For Immediate Release                             Contacts-Saturn: Ela Wardowski
08/26/1999  9:00 AM                                          Phone: 248-299-2751
                                                         Smartflex: John Hohener
                                                             Phone: 714-838-8737

       SATURN ELECTRONICS & ENGINEERING, INC. AND SMARTFLEX SYSTEMS, INC.
             ANNOUNCE SSI ACQUISITION CORP. COMPLETES TENDER OFFER
              FOR ALL OUTSTANDING SHARES OF SMARTFLEX SYSTEMS


        (Auburn Hills, Michigan) - Saturn Electronics & Engineering, Inc. and
Smartflex Systems, Inc. announced today that SSI Acquisition Corp., a
wholly-owned subsidiary of Saturn Electronics & Engineering, Inc., has completed
its tender offer for all issued and outstanding shares of Smartflex Systems,
Inc. (Nasdaq: SFLX) common stock for $10.50, net to the seller in cash. The
tender offer expired at 12:00 midnight, New York City time, on Wednesday, August
25, 1999. SSI Acquisition Corp. will accept for payment and promptly pay for all
shares properly tendered and not withdrawn pursuant to the offer.

        Based on a preliminary count by the depository for the offer,
approximately 6,284,430 shares were tendered, representing approximately 96.77%
of the outstanding shares of Smartflex Systems, Inc. common stock.

        In accordance with the short-form merger provisions of the Delaware
General Corporation Law, SSI Acquisition Corp. intends to promptly merge with
and into Smartflex Systems, Inc., which will be the surviving corporation and
will become a wholly-owned subsidiary of Saturn Electronics & Engineering, Inc.
As a result of the merger, the remaining outstanding shares of Smartflex
Systems, Inc. will be converted into the right to receive $10.50 per share in
cash, without interest.

        Michigan-based Saturn Electronics & Engineering, Inc. (Saturn) is a
minority-owned, privately-held supplier of electronic and electromechanical
systems for automotive and non-automotive markets. Founded in 1985, Saturn
employs over 1500 employees worldwide. Saturn's global facilities include its
corporate headquarters, Innovation Center (Tech Center), sales offices and
manufacturing corporate facilities in Auburn Hills, Rochester Hills, Oxford and
Coopersville, Michigan; Rocky Mount, North Carolina; Marks, Mississippi; and
Juarez and Monterrey, Mexico.

        Based in Tustin, California, Smartflex Systems is an electronics
manufacturing services expert in precision, automated manufacturing. Founded in
1985, Smartflex serves customers worldwide from its manufacturing facilities and
Technology Centers in Cebu, Phillippines; Monterrey and Guadalajara, Mexico;
Singapore; West Long Branch, New Jersey; Hudson, New Hampshire; and Santa Clara,
Fremont and Tustin, California. Smartflex's common stock is traded on the Nasdaq
Stock Market under the ticker symbol SFLX.

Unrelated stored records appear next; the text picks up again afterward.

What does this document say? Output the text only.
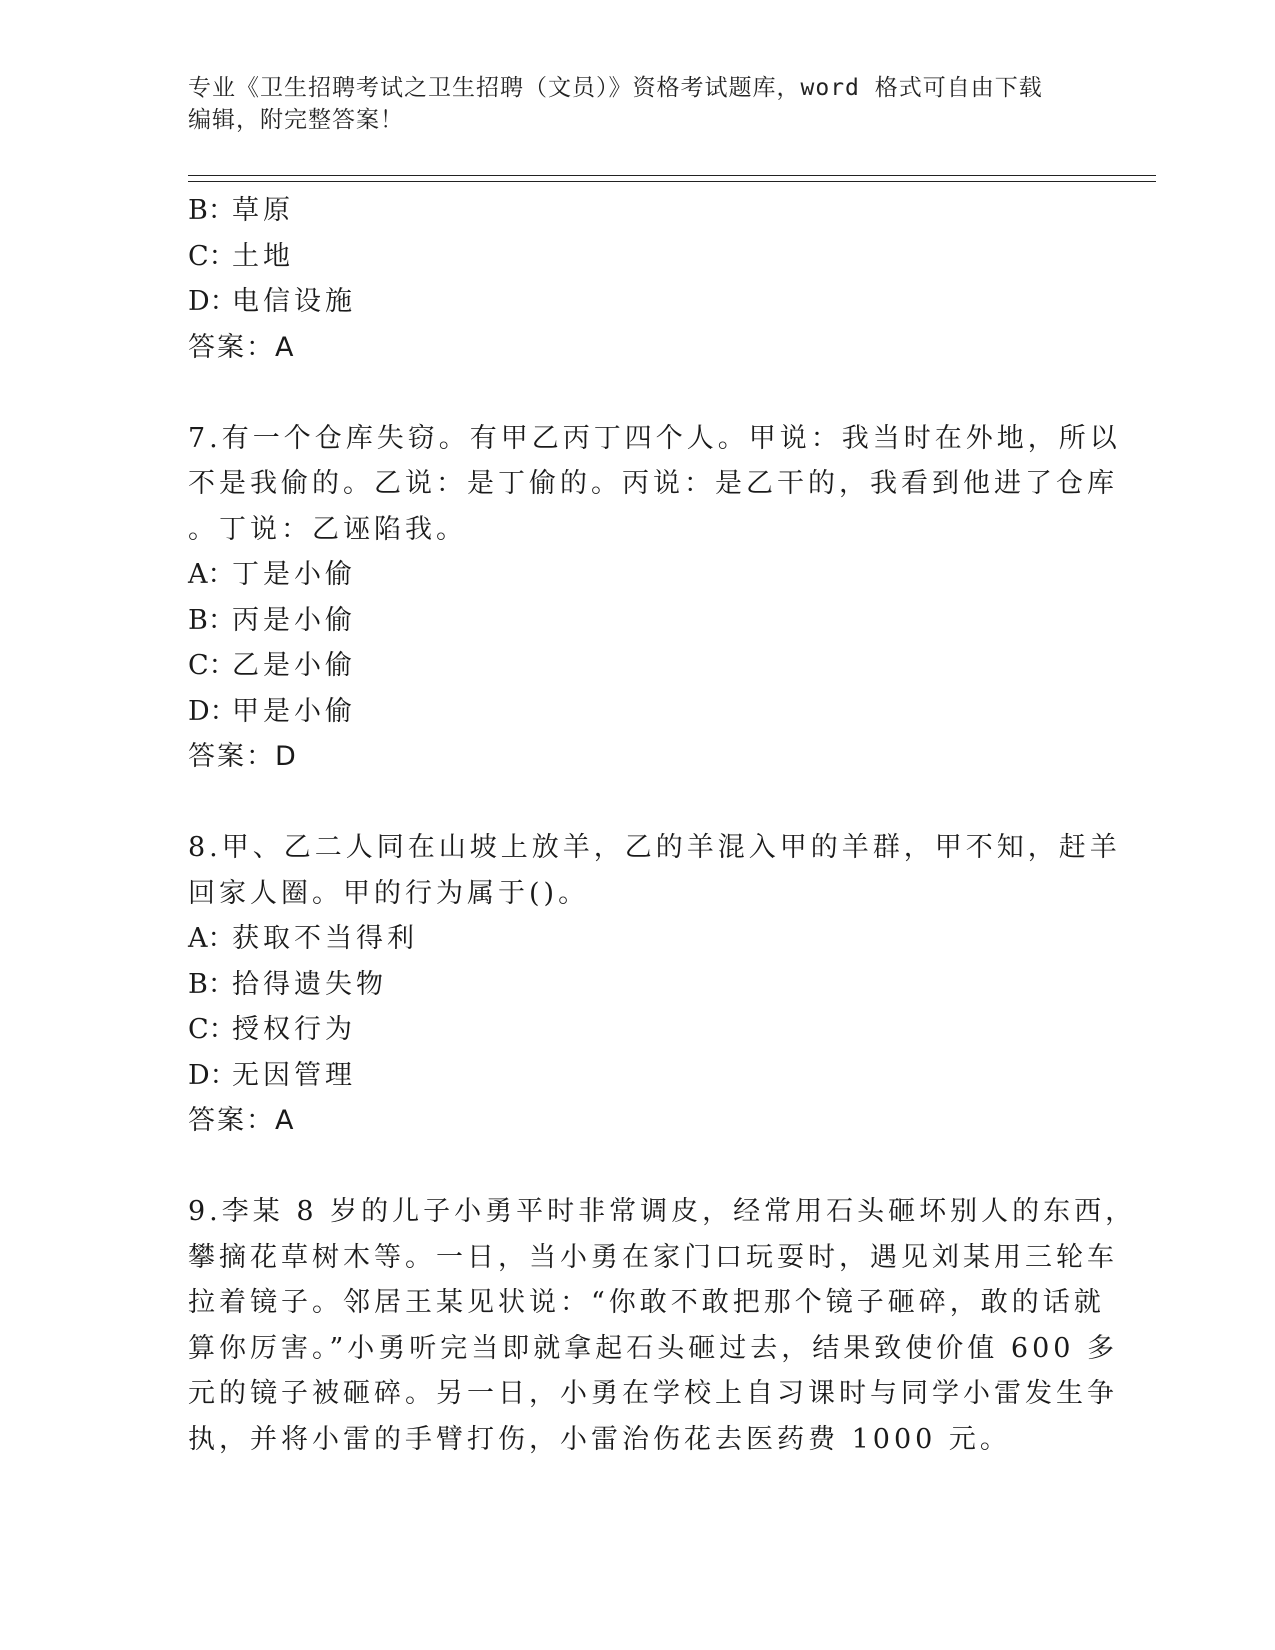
专业《卫生招聘考试之卫生招聘（文员）》资格考试题库，word 格式可自由下载
编辑，附完整答案！
B：草原
C：土地
D：电信设施
答案：A
7.有一个仓库失窃。有甲乙丙丁四个人。甲说：我当时在外地，所以
不是我偷的。乙说：是丁偷的。丙说：是乙干的，我看到他进了仓库
。丁说：乙诬陷我。
A：丁是小偷
B：丙是小偷
C：乙是小偷
D：甲是小偷
答案：D
8.甲、乙二人同在山坡上放羊，乙的羊混入甲的羊群，甲不知，赶羊
回家人圈。甲的行为属于()。
A：获取不当得利
B：拾得遗失物
C：授权行为
D：无因管理
答案：A
9.李某 8 岁的儿子小勇平时非常调皮，经常用石头砸坏别人的东西，
攀摘花草树木等。一日，当小勇在家门口玩耍时，遇见刘某用三轮车
拉着镜子。邻居王某见状说：“你敢不敢把那个镜子砸碎，敢的话就
算你厉害。”小勇听完当即就拿起石头砸过去，结果致使价值 600 多
元的镜子被砸碎。另一日，小勇在学校上自习课时与同学小雷发生争
执，并将小雷的手臂打伤，小雷治伤花去医药费 1000 元。
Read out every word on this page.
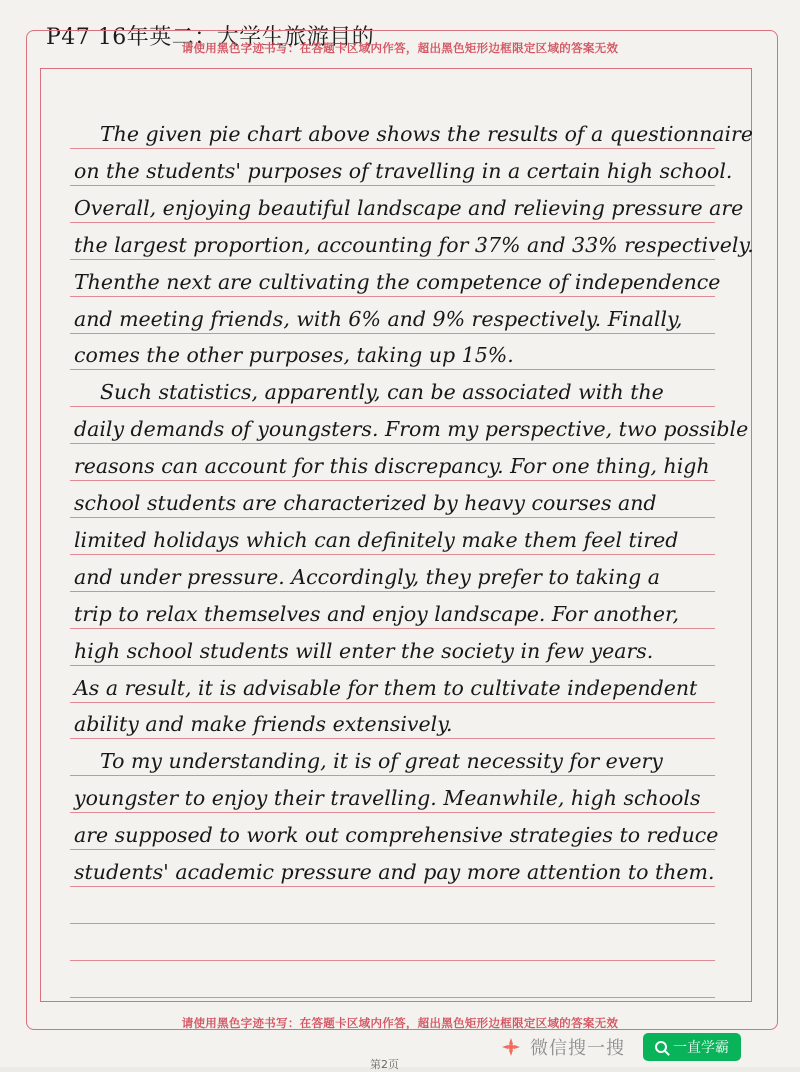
P47 16年英二：大学生旅游目的
请使用黑色字迹书写：在答题卡区域内作答，超出黑色矩形边框限定区域的答案无效
The given pie chart above shows the results of a questionnaire
on the students' purposes of travelling in a certain high school.
Overall, enjoying beautiful landscape and relieving pressure are
the largest proportion, accounting for 37% and 33% respectively.
Thenthe next are cultivating the competence of independence
and meeting friends, with 6% and 9% respectively. Finally,
comes the other purposes, taking up 15%.
Such statistics, apparently, can be associated with the
daily demands of youngsters. From my perspective, two possible
reasons can account for this discrepancy. For one thing, high
school students are characterized by heavy courses and
limited holidays which can definitely make them feel tired
and under pressure. Accordingly, they prefer to taking a
trip to relax themselves and enjoy landscape. For another,
high school students will enter the society in few years.
As a result, it is advisable for them to cultivate independent
ability and make friends extensively.
To my understanding, it is of great necessity for every
youngster to enjoy their travelling. Meanwhile, high schools
are supposed to work out comprehensive strategies to reduce
students' academic pressure and pay more attention to them.
请使用黑色字迹书写：在答题卡区域内作答，超出黑色矩形边框限定区域的答案无效
第2页
微信搜一搜	一直学霸
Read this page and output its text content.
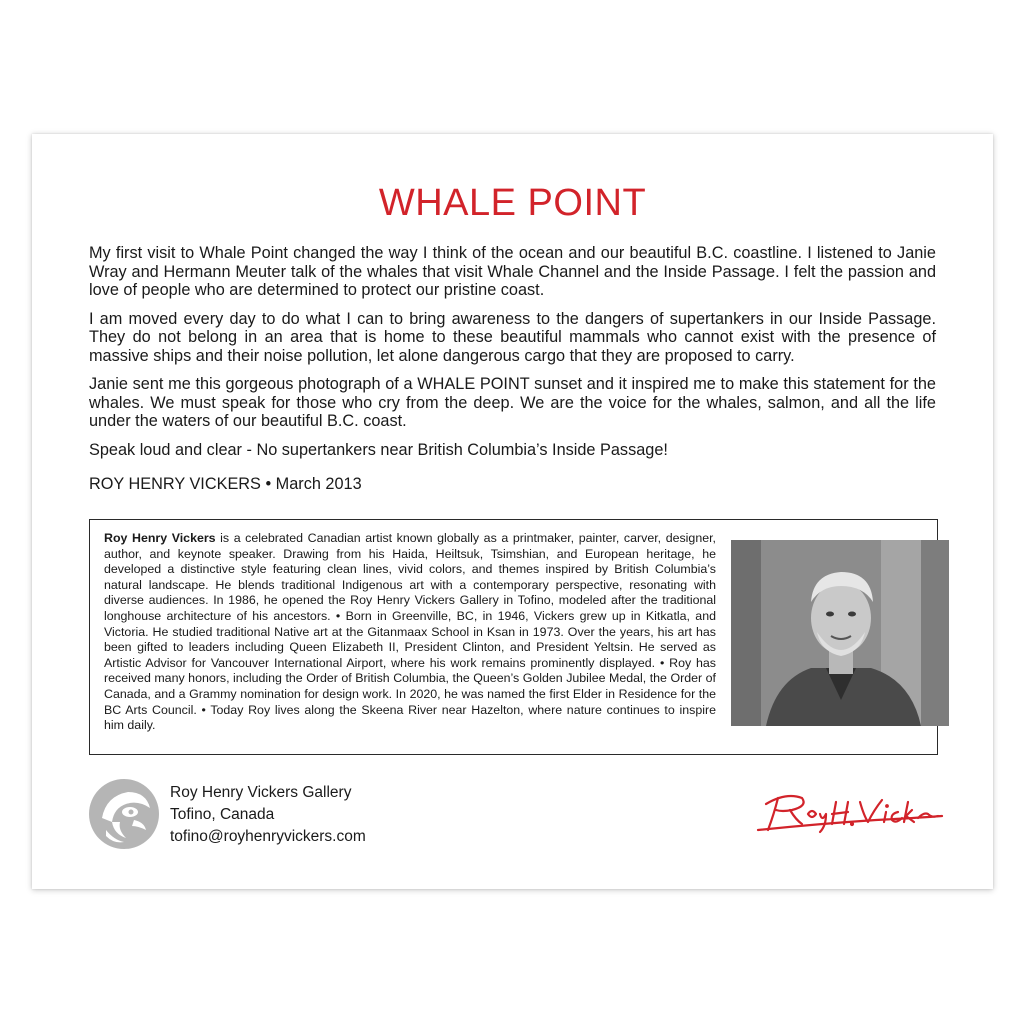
WHALE POINT

My first visit to Whale Point changed the way I think of the ocean and our beautiful B.C. coastline. I listened to Janie Wray and Hermann Meuter talk of the whales that visit Whale Channel and the Inside Passage. I felt the passion and love of people who are determined to protect our pristine coast.

I am moved every day to do what I can to bring awareness to the dangers of supertankers in our Inside Passage. They do not belong in an area that is home to these beautiful mammals who cannot exist with the presence of massive ships and their noise pollution, let alone dangerous cargo that they are proposed to carry.

Janie sent me this gorgeous photograph of a WHALE POINT sunset and it inspired me to make this statement for the whales. We must speak for those who cry from the deep. We are the voice for the whales, salmon, and all the life under the waters of our beautiful B.C. coast.

Speak loud and clear - No supertankers near British Columbia’s Inside Passage!

ROY HENRY VICKERS • March 2013

Roy Henry Vickers is a celebrated Canadian artist known globally as a printmaker, painter, carver, designer, author, and keynote speaker. Drawing from his Haida, Heiltsuk, Tsimshian, and European heritage, he developed a distinctive style featuring clean lines, vivid colors, and themes inspired by British Columbia’s natural landscape. He blends traditional Indigenous art with a contemporary perspective, resonating with diverse audiences. In 1986, he opened the Roy Henry Vickers Gallery in Tofino, modeled after the traditional longhouse architecture of his ancestors. • Born in Greenville, BC, in 1946, Vickers grew up in Kitkatla, and Victoria. He studied traditional Native art at the Gitanmaax School in Ksan in 1973. Over the years, his art has been gifted to leaders including Queen Elizabeth II, President Clinton, and President Yeltsin. He served as Artistic Advisor for Vancouver International Airport, where his work remains prominently displayed. • Roy has received many honors, including the Order of British Columbia, the Queen’s Golden Jubilee Medal, the Order of Canada, and a Grammy nomination for design work. In 2020, he was named the first Elder in Residence for the BC Arts Council. • Today Roy lives along the Skeena River near Hazelton, where nature continues to inspire him daily.
Roy Henry Vickers Gallery
Tofino, Canada
tofino@royhenryvickers.com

This release contains forward-looking statements, including each statement of
management's opinions, expectations, plans, and objectives for future operations
that involve risks and uncertainties.  Actual results could differ materially
from these expectations as a result of various factors, and therefore we caution
investors against ascribing undue weight thereto.  The factors include, but are
not limited to, the ability to effectively identify, investigate, conclude,
integrate and manage acquisitions or large-scale projects, to manage the
transition of manufacturing operations, qualification of manufacturing
processes, efficient utilization of manufacturing facilities and financial
resources, the ability to retain and attract qualified personnel, international
currency fluctuations, and future financial, economic, competitive and market
conditions and their potential direct or indirect effect, including
cancellations of orders included in backlog.  These and other factors are also
discussed in Smartflex Systems' 10-K, 10-Q and other filings made previously or
from time to time with the Securities and Exchange Commission.